My six month mission with MSF in Pakistan is rapidly drawing to a close. My replacement, Fahad, another South African, has arrived and I have the time to look back over what I have done here. Certainly I have not managed to get finished all the things I had (with unrestrained idealism) hoped for at the outset, but some small progress has been made. Some further links with the local community. Some treatment success stories. Perhaps even some lasting influence on the way medicine is practiced here in NWFP. And if that is all, then it is enough for me. There is much more that still needs to be done, but it will be done by other hands than mine.
As the last few days wind down, despite my tiredness and my readiness to move on, I am torn. There are things here with the power to make me want to stay: places, opportunities to use and share my knowledge and experience but most of all, people. I have had the chance to meet and work with an incredible group of dedicated and talented people from Pakistan and from all around the world. Thank you to all of you for your commitment and hard work. Though it may not always seem so, it does make a difference.
Moving through town and at work, my brain records snippets of what is going on around me, filing them away.
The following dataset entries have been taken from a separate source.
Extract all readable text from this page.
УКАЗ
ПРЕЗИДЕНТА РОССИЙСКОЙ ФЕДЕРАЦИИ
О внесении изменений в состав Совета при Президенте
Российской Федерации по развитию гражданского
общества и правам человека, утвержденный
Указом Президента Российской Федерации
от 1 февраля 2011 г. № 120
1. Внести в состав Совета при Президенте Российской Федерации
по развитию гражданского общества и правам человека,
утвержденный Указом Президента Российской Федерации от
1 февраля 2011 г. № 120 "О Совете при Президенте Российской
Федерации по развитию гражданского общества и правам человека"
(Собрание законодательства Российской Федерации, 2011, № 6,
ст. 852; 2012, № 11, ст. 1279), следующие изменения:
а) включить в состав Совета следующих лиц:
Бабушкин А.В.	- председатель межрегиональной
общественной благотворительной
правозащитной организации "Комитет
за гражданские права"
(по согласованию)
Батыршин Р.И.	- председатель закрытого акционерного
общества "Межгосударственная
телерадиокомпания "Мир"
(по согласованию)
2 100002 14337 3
I see a small boy, running alongside the railway track; he is wearing a bright purple woolly hat against the early morning chill. He turns and smiles at me and I wonder: in this place where I have seen the tragic consequences of so much violence, when exactly that innocence will be lost? My bed and desk are covered with slips of paper that I pore over: lists, and list of lists of the things I need to get done before I leave, things I need to hand-over to my replacement, reports and summaries and protocols I need to write – a mountain of words to climb that seems impossible in the time I have left and yet it is essential, to ensure continuity, to ensure that any worthwhile momentum I may have generated in our work will not be lost.
The images of patients stays with me: the wizened, gaunt face of a man on his death bed, dwarfed by the size of his own white beard, his lungs severely scared by TB; the history in the eyes and hands of a woman with joint pain, who I am unable to help in the way I would like, partly because of the languages which divide us.
And other scenes from this other world that I have been part of for a while that refuse to be overlooked: heavily armed soldiers on guard duty outside the fort with the sweeping panorama of the mountain rising above them in the distance; the menagerie of sheep and goats, cows and chickens, donkeys and buffalo, walking and grazing and toiling in the narrow streets; the sun setting to the sound of the evening prayer as I walk on the roof, learning some basic Spanish with the help of a new colleague.
All these things will stay with me. For though I will soon leave Pakistan, it will never leave me as I find myself profoundly changed by having been here. Wherever I go in the world after this, whatever I do, I will carry these images, these snapshots of how life is in this other place. I will be forever grateful for the perspective I have gained, for the things I have learned, and I know that they will help me to be more appreciative of just how fortunate I am in life. Holding onto this, perhaps I can go on to take full advantage of the many opportunities I have with renewed vigour, in the sound knowledge that there are many who cannot even imagine such chances. A worthwhile goal I think, and a responsibility I now accept with profound gratitude.